Department of Control Science and Engineering, Harbin Institute of Technology, Harbin 150001, China.
Sensors (Basel). 2024 Feb 11;24(4):1189. doi: 10.3390/s24041189.
This paper introduces 'SkeletonCLIP++', an extension of our prior work in human action recognition, emphasizing the use of semantic information beyond traditional label-based methods. The innovation, 'Weighted Frame Integration' (WFI), shifts video feature computation from averaging to a weighted frame approach, enabling a more nuanced representation of human movements in line with semantic relevance. Another key development, 'Contrastive Sample Identification' (CSI), introduces a novel discriminative task within the model. This task involves identifying the most similar negative sample among positive ones, enhancing the model's ability to distinguish between closely related actions. Incorporating the 'BERT Text Encoder Integration' (BTEI) leverages the pre-trained BERT model as our text encoder to refine the model's performance. Empirical evaluations on HMDB-51, UCF-101, and NTU RGB+D 60 datasets illustrate positive improvements, especially in smaller datasets. 'SkeletonCLIP++' thus offers a refined approach to human action recognition, ensuring semantic integrity and detailed differentiation in video data analysis.

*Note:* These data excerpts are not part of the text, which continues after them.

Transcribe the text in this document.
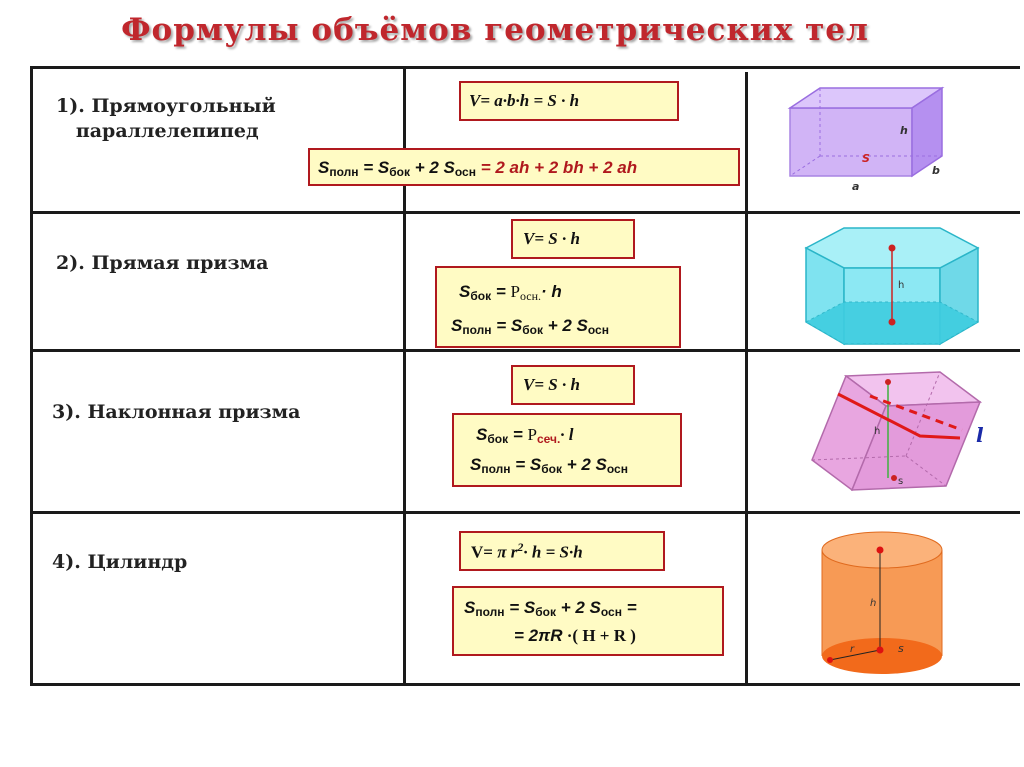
Формулы объёмов геометрических тел
1). Прямоугольный
параллелепипед
V= a·b·h = S · h
$S_{полн} = S_{бок} + 2$ $S_{осн} = 2$ ah + 2 bh + 2 ah
h
S
a
b
2). Прямая призма
V= S · h
$S_{бок} = P_{осн.}\cdot h$
$S_{полн} = S_{бок} + 2$ $S_{осн}$
h
3). Наклонная призма
V= S · h
$S_{бок} = P_{сеч.}\cdot l$
$S_{полн} = S_{бок} + 2$ $S_{осн}$
h
s
l
4). Цилиндр	V= π $r^2\cdot h = S\cdot h$
$S_{полн} = S_{бок} + 2$ $S_{осн}$ =
= 2πR ·( H + R )
h
s
r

本文介绍了“SkeletonCLIP++”,这是我们之前在人体动作识别工作的扩展,强调使用超越传统基于标签方法的语义信息。创新的“加权帧集成”(WFI)将视频特征计算从平均化转变为加权帧方法,使人体运动的表示更加细致入微,符合语义相关性。另一个关键的发展是“对比样本识别”(CSI),在模型中引入了一个新的判别任务。该任务涉及在正样本中识别最相似的负样本,从而提高模型区分密切相关动作的能力。结合“BERT 文本编码器集成”(BTEI),利用预训练的 BERT 模型作为我们的文本编码器,以提高模型的性能。在 HMDB-51、UCF-101 和 NTU RGB+D 60 数据集上的实证评估表明了积极的改进,特别是在较小的数据集上。因此,“SkeletonCLIP++”提供了一种更精细的人体动作识别方法,确保在视频数据分析中保持语义完整性和详细的区分。